Regulators are serving notice a fast-growing online money-transfer business, stating that they must safeguard consumers' private data and live up to the promises they make about their security procedures.
The Consumer Financial Protection Bureau has ordered Dwolla to pay a $100,000 penalty for misleading consumers about its data security practices and instructed the company to fix its security practices.
Dwolla, based in Des Moines, Iowa, said the procedures questioned by the CFPB had taken place in earlier years and said it has improved its practices since then.
Dwolla, like others in the online payments business, takes much of the grunt work out of moving money online by simplifying the automated clearing house (ACH) process.
"Our ACH transfer platform securely verifies and connects your customers to their bank or credit union accounts for safe and quick transactions," the company says on its website, saying it offers "a fast, lightweight onboarding experience."
“Consumers entrust digital payment companies with significant amounts of sensitive personal information,” said CFPB Director Richard Cordray. “With data breaches becoming commonplace and more consumers using these online payment systems, the risk to consumers is growing.

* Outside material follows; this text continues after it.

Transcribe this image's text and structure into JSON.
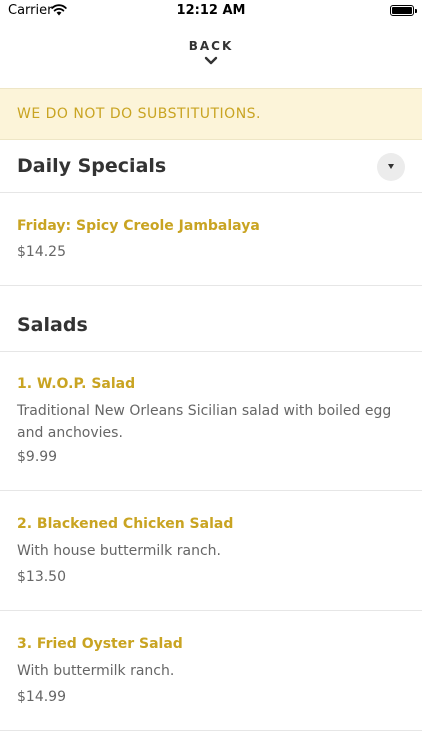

It is crucial that companies put systems in place to protect this information and accurately inform consumers about their data security practices.”
Dwolla said it has more than 650,000 users and moves as much as $5 million per day. It noted it has not been hacked or experienced any known loss of consumer data.
Safe and secure?
From December 2010 until 2014, Dwolla claimed to protect consumer data from unauthorized access with “safe” and “secure” transactions. But the CFPB said that, rather than setting “a new precedent for the payments industry,” Dwolla’s data security practices fell far short of its claims.